Need an engine for a 2003 3500 or a rebuilder in Calgary
Clayh, have you measured up the rod new or you using an old rod? Have you measured up/checked the rod? You check the crush of the rod yet? I hate to see you loss a rod bearing. I would torque up the rod prior to installing (and bearing) and check the inside diameter. A new rod might have to be resized to fit your crank. You might have already done this. Sounds like fun.
Old rod/old bearing/same crank, don't foresee any problems. I should be able to turn the engine over by hand, if not......
BTW once the piston pin was out the piston fell into 2 pieces.
BTW once the piston pin was out the piston fell into 2 pieces.
dumb questions, I just needed to ask. I would like just like to hear her run right. I started mine up today, its been a few days. I should see if things look ok as I'll be aligning my front end on tuesday. Its kinda a test to see if my mix and matching of parts, abit of trial and error work.

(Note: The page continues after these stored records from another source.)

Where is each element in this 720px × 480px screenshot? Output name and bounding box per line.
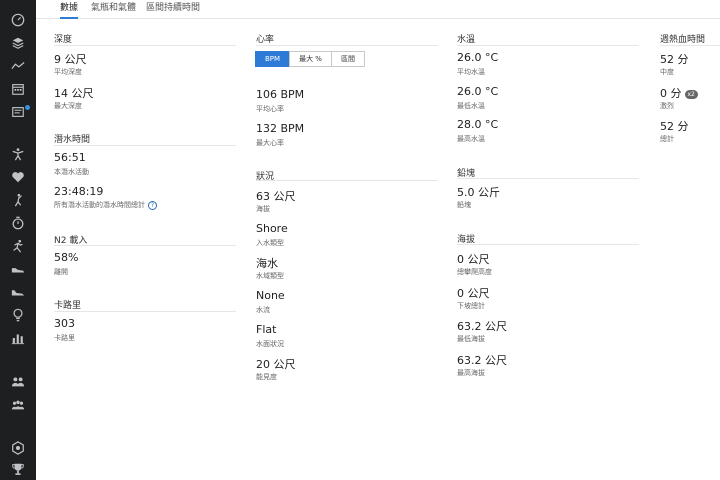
stopwatch-icon[interactable] <box>10 215 26 231</box>
heart-icon[interactable] <box>10 169 26 185</box>
elevation-value: 63.2 公尺 <box>457 320 507 333</box>
notification-dot <box>25 105 30 110</box>
tab-data[interactable]: 數據 <box>60 2 79 19</box>
divider <box>457 45 639 46</box>
elevation-value: 0 公尺 <box>457 287 490 300</box>
elevation-label: 最高海拔 <box>457 369 485 377</box>
conditions-value: 20 公尺 <box>256 358 296 371</box>
divider <box>54 311 236 312</box>
trophy-icon[interactable] <box>10 461 26 477</box>
water-temp-section-title: 水溫 <box>457 35 476 45</box>
zones-button[interactable]: 區間 <box>330 51 365 67</box>
elevation-value: 0 公尺 <box>457 253 490 266</box>
reports-icon[interactable] <box>10 104 26 120</box>
vigorous-value: 0 分 x2 <box>660 85 698 101</box>
conditions-value: Flat <box>256 323 277 336</box>
max-water-temp-value: 28.0 °C <box>457 118 499 131</box>
max-depth-value: 14 公尺 <box>54 87 94 100</box>
max-depth-label: 最大深度 <box>54 102 82 110</box>
divider <box>457 178 639 179</box>
elevation-label: 最低海拔 <box>457 335 485 343</box>
intensity-section-title: 週熱血時間 <box>660 35 706 45</box>
multiplier-badge: x2 <box>684 89 698 99</box>
elevation-label: 下坡總計 <box>457 302 485 310</box>
avg-water-temp-label: 平均水溫 <box>457 68 485 76</box>
avg-depth-value: 9 公尺 <box>54 53 87 66</box>
badge-icon[interactable] <box>10 440 26 456</box>
dive-time-value: 56:51 <box>54 151 86 164</box>
total-dive-time-label: 所有潛水活動的潛水時間總計? <box>54 200 157 210</box>
conditions-label: 水流 <box>256 306 270 314</box>
vigorous-value-text: 0 分 <box>660 87 682 100</box>
max-hr-label: 最大心率 <box>256 139 284 147</box>
calories-section-title: 卡路里 <box>54 301 82 311</box>
divider <box>54 145 236 146</box>
elevation-label: 總攀爬高度 <box>457 268 492 276</box>
total-dive-time-label-text: 所有潛水活動的潛水時間總計 <box>54 201 145 209</box>
divider <box>660 45 720 46</box>
divider <box>54 245 236 246</box>
lightbulb-icon[interactable] <box>10 307 26 323</box>
min-water-temp-value: 26.0 °C <box>457 85 499 98</box>
fitness-person-icon[interactable] <box>10 146 26 162</box>
avg-hr-value: 106 BPM <box>256 88 305 101</box>
divider <box>54 45 236 46</box>
total-intensity-label: 總計 <box>660 135 674 143</box>
dive-time-label: 本潛水活動 <box>54 168 89 176</box>
vigorous-label: 激烈 <box>660 102 674 110</box>
elevation-value: 63.2 公尺 <box>457 354 507 367</box>
conditions-label: 入水類型 <box>256 239 284 247</box>
heart-rate-unit-toggle: BPM 最大 % 區間 <box>255 51 365 67</box>
run-icon[interactable] <box>10 238 26 254</box>
weight-value: 5.0 公斤 <box>457 186 500 199</box>
connections-icon[interactable] <box>10 374 26 390</box>
tab-zone-duration[interactable]: 區間持續時間 <box>146 2 200 19</box>
conditions-label: 水面狀況 <box>256 340 284 348</box>
tab-tanks-gases[interactable]: 氣瓶和氣體 <box>91 2 136 19</box>
conditions-value: None <box>256 289 285 302</box>
calendar-icon[interactable] <box>10 81 26 97</box>
activity-line-icon[interactable] <box>10 58 26 74</box>
gauge-icon[interactable] <box>10 12 26 28</box>
max-water-temp-label: 最高水溫 <box>457 135 485 143</box>
conditions-value: Shore <box>256 222 288 235</box>
avg-depth-label: 平均深度 <box>54 68 82 76</box>
bar-chart-icon[interactable] <box>10 330 26 346</box>
avg-hr-label: 平均心率 <box>256 105 284 113</box>
moderate-value: 52 分 <box>660 53 689 66</box>
avg-water-temp-value: 26.0 °C <box>457 51 499 64</box>
calories-value: 303 <box>54 317 75 330</box>
sidebar <box>0 0 36 480</box>
moderate-label: 中度 <box>660 68 674 76</box>
total-dive-time-value: 23:48:19 <box>54 185 104 198</box>
help-icon[interactable]: ? <box>148 200 157 210</box>
calories-label: 卡路里 <box>54 334 75 342</box>
conditions-value: 海水 <box>256 257 278 270</box>
tab-bar: 數據 氣瓶和氣體 區間持續時間 <box>36 0 720 19</box>
weight-label: 鉛塊 <box>457 201 471 209</box>
golf-icon[interactable] <box>10 192 26 208</box>
divider <box>457 244 639 245</box>
n2-label: 離開 <box>54 268 68 276</box>
bpm-button[interactable]: BPM <box>255 51 291 67</box>
depth-section-title: 深度 <box>54 35 73 45</box>
divider <box>256 180 438 181</box>
max-hr-value: 132 BPM <box>256 122 305 135</box>
shoe-alt-icon[interactable] <box>10 284 26 300</box>
conditions-label: 能見度 <box>256 373 277 381</box>
conditions-label: 水域類型 <box>256 272 284 280</box>
heart-rate-section-title: 心率 <box>256 35 275 45</box>
dive-time-section-title: 潛水時間 <box>54 135 91 145</box>
n2-value: 58% <box>54 251 79 264</box>
conditions-value: 63 公尺 <box>256 190 296 203</box>
divider <box>256 45 438 46</box>
layers-icon[interactable] <box>10 35 26 51</box>
groups-icon[interactable] <box>10 397 26 413</box>
max-percent-button[interactable]: 最大 % <box>289 51 332 67</box>
min-water-temp-label: 最低水溫 <box>457 102 485 110</box>
total-intensity-value: 52 分 <box>660 120 689 133</box>
shoe-icon[interactable] <box>10 261 26 277</box>
conditions-label: 海拔 <box>256 205 270 213</box>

Two different front end kits mixed together, on top of a complete new front end. I'm still learning my 02 dodge 101 mechanic's course.
I think you're crazy not to check the rod for twist/bend and measure the bores. I'd get a NDT done at the same time also. I've seen lot's of rod's get bent by trauma like that. Even a little bend will cause uneven loading on the rod bearing and can cause it to fail. You won't be able to tell by turning it over if it's bent slightly.
I think you're crazy not to check the rod for twist/bend and measure the bores. I'd get a NDT done at the same time also. I've seen lot's of rod's get bent by trauma like that. Even a little bend will cause uneven loading on the rod bearing and can cause it to fail. You won't be able to tell by turning it over if it's bent slightly.
If I was that concerned about it I'd pull the whole block and send it in for rebuild.
There lots of sides to an engine repair of this nature. Lots of engine have been rebuilt the same way as you're doing Clayh.
I would be the guy that would miss one important step and then you have to go back into it again. I've been there myself, one to many times with my ride.
Keep us up to date on you're progress.
I would be the guy that would miss one important step and then you have to go back into it again. I've been there myself, one to many times with my ride.
Keep us up to date on you're progress.
Yeah, in-frames and just replacing bad pistons/parts are pretty common procedures on industrial engines. Blocks are typically good for a million miles vs a gas engine at 300k. Usually for a gas engine you would rebuild the whole thing completely for $2000-$4000 and it would need it at anything over 200K. This engine still has the crosshatch clearly visible and at $2000 for just the head we'll just do whats needed. If it blows up in my face I'll buy a used engine and drop it in there and resell the old one as a rebuildable core with a fresh head.
Checked the turbo today, no sign of anything in the manifold and no sign of FOD so I think I got lucky there.
That offsets the fact that I broke a piston ring trying to install the piston today.
I was even using a ring compressor! I think I'll go back to using a couple of small screwdrivers, aleast I can see whats going on then.
Checked the turbo today, no sign of anything in the manifold and no sign of FOD so I think I got lucky there.
That offsets the fact that I broke a piston ring trying to install the piston today.
I was even using a ring compressor! I think I'll go back to using a couple of small screwdrivers, aleast I can see whats going on then.